Türk Milleti şanına yaraşır bir bağımsızlık marşına kavuşmuştur. Atatürk, marşı çok beğenmiş, duygulandığını belirterek: ''Bu marş, bizim inkılabımızı anlatmaktadır. Bunu her Türk Genci coşkuyla okuyacaktır. ''Diyerek şiirde en beğendiği yerin de:''Hakkıdır, hakka tapan milletimin istiklal '' Mısrasının olduğunu özellikle vurgulamıştır.

Yunanlıların, kalabalık bir orduyla Anadolunun içlerine kadar ilerlediği yoğun savaş ortamında, İstiklal Marşı'nın beste yarışması açılmış; Yunan ordusunun İzmir'de denize döküldüğü olaydan etkilenen sarayın müzik direktörü, Osman Zeki Üngör, hazırladığı besteyi, Atatürk'e teslim etmiş; Gazi besteyi çok beğenince de 1930 Yılında milli marş olarak kabul edilmiştir. Zeki Üngör Bey Ankara'da kurulan Cumhurbaşkanlığı Senfoni Orkestrası şefliğine atanmıştır.

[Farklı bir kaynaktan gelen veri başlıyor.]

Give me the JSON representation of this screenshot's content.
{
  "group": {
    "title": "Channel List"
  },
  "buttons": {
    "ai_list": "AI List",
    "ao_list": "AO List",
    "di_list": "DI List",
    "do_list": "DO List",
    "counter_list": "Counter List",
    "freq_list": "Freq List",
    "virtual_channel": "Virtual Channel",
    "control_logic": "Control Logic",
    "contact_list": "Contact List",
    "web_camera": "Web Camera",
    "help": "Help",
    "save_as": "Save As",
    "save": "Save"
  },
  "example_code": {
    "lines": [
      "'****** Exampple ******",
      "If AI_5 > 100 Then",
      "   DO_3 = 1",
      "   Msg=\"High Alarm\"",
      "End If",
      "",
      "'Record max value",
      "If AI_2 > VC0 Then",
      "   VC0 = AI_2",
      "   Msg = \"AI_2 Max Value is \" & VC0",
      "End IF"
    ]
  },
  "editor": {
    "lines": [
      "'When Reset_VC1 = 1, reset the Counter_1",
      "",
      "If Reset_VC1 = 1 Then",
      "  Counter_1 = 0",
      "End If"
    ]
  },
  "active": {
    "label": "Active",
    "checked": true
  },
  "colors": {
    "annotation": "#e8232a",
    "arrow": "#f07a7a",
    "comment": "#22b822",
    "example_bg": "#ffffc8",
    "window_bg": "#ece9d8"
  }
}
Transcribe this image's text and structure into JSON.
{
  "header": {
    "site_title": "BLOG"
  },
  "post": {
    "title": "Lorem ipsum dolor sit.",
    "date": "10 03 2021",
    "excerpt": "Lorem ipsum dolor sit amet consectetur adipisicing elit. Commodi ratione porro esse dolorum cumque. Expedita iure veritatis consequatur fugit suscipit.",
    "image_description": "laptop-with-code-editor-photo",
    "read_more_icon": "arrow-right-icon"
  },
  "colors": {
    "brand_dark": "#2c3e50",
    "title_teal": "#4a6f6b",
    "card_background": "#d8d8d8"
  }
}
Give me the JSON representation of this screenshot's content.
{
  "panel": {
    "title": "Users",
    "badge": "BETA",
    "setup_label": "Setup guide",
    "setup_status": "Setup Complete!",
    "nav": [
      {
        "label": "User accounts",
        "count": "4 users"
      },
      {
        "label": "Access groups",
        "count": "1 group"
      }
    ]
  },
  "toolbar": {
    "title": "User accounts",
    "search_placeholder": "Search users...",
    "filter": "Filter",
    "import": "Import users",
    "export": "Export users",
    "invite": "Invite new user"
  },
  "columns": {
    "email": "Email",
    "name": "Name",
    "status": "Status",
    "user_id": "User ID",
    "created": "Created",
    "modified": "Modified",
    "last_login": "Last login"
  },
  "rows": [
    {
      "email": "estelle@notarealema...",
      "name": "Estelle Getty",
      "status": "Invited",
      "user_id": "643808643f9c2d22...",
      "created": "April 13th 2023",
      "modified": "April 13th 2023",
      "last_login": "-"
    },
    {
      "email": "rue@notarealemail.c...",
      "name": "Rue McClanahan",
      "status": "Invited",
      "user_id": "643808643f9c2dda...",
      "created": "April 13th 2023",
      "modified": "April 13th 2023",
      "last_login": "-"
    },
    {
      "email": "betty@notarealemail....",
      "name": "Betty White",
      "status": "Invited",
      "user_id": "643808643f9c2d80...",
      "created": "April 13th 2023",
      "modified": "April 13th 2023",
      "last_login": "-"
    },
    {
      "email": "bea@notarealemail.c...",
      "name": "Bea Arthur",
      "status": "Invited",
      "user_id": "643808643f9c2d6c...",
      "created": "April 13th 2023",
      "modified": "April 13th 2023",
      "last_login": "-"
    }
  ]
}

İstiklal Marşımız, şehitlerimizin kanlarının su gibi aktığı bir günde yazılmış; ordularımızın yedi düvele ders verdiği Zafer Gününde de bestelenmiştir.

Bugün Türk Çocuklarının İstiklal Marşımızı coşkuyla söylemesi ve kendilerinden sonra gelecek olan kuşaklara da aynı heyecanla aktarmak boynunun borcudur.

Geçmişten ders alınmalı...

Tarih tekerrür etmemeli...Yeni ufuklar açılmalı...

Mehmet Akif Ersoyun dediği gibi:''Allah bu millete bir daha İstiklal Marşı yazdırmasın...! ''

 

 

 
Toplam blog
: 1521
: 1639
Kayıt tarihi
: 23.06.07
 
 

İnsan yontmakla geçti ömr-ü baharı... Güzel ve canlı heykeller yaptı... Kimisinin içi çabuk boşal..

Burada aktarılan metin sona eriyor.